Diğer taraftan, idari işlemin geri alınması, yargısal yolla iptalinde olduğu gibi yapıldığı tarihten itibaren bütün sonuçlarıyla ortadan kaldırılması anlamına gelmektedir. İdari işlemin idarece geri alınması halinde, yargısal yoldan iptal ile aynı sonuçları doğurduğundan, iptal davasını da konusuz bırakmaktadır.
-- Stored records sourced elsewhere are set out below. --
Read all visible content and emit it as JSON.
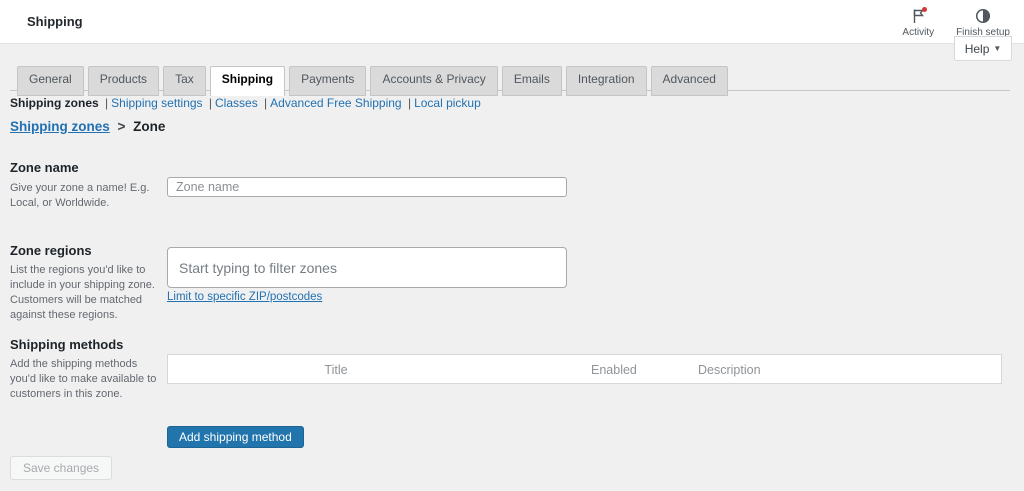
{
  "header": {
    "title": "Shipping",
    "activity_label": "Activity",
    "finish_setup_label": "Finish setup",
    "help_label": "Help"
  },
  "tabs": [
    {
      "label": "General"
    },
    {
      "label": "Products"
    },
    {
      "label": "Tax"
    },
    {
      "label": "Shipping",
      "active": true
    },
    {
      "label": "Payments"
    },
    {
      "label": "Accounts & Privacy"
    },
    {
      "label": "Emails"
    },
    {
      "label": "Integration"
    },
    {
      "label": "Advanced"
    }
  ],
  "subnav": {
    "current": "Shipping zones",
    "separator": "|",
    "links": [
      {
        "label": "Shipping settings"
      },
      {
        "label": "Classes"
      },
      {
        "label": "Advanced Free Shipping"
      },
      {
        "label": "Local pickup"
      }
    ]
  },
  "breadcrumb": {
    "link": "Shipping zones",
    "separator": ">",
    "current": "Zone"
  },
  "sections": {
    "zone_name": {
      "heading": "Zone name",
      "description": "Give your zone a name! E.g. Local, or Worldwide.",
      "input_value": "",
      "input_placeholder": "Zone name"
    },
    "zone_regions": {
      "heading": "Zone regions",
      "description": "List the regions you'd like to include in your shipping zone. Customers will be matched against these regions.",
      "input_value": "",
      "input_placeholder": "Start typing to filter zones",
      "zip_link": "Limit to specific ZIP/postcodes"
    },
    "shipping_methods": {
      "heading": "Shipping methods",
      "description": "Add the shipping methods you'd like to make available to customers in this zone.",
      "table_headers": [
        "Title",
        "Enabled",
        "Description"
      ],
      "rows": [],
      "add_button": "Add shipping method"
    }
  },
  "footer": {
    "save_button": "Save changes"
  },
  "colors": {
    "link_blue": "#2271b1",
    "button_blue": "#2274ad",
    "notification_red": "#d63638",
    "page_background": "#f0f0f1"
  }
}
Uyuşmazlıkta konusu olayda ise, dava konusu … tarih ve … sayılı 'ÇED Olumlu' kararının iptali istemiyle ... İdare Mahkemesinin E:… sayılı dosyasında açılan davada, anılan kararın yürütmesinin durdurulması üzerine, yukarıda yer verilen Genelge uyarınca, yürütmenin durdurulmasına ilişkin Mahkeme kararının gerekçesinde yer alan hususlara ilişkin ÇED raporunun 1. bölümü, 4. bölümü, 5. bölümü ve 9. bölümü revize edilerek davalı idareye sunulması üzerine, söz konusu projeyle ilgili 2009/7 sayılı Genelge uyarınca ... tarih ve … sayılı (ikinci) ÇED Olumlu kararının verilmiş ise de, davalı idare tarafından bu karar verilirken, dava konusu işlemin açıkça geri alınmadığı dikkate alındığında, bu haliyle, dava konusu işlemin hukuken geçerliliğini koruduğunda hiçbir duraksama bulunmamaktadır.
Bu itibarla, uyuşmazlığın esasının incelenerek karar verilmesi gerektiği oyu ile kısmen davanın ehliyet yönünden reddine, kısmen dava konusu işlemin iptaline, kısmen feragat nedeniyle karar verilmesine yer olmadığına ilişkin temyize konu İdare Mahkemesi kararının bozularak, karar verilmesine yer olmadığı yolunda verilen çoğunluk kararına katılmıyorum.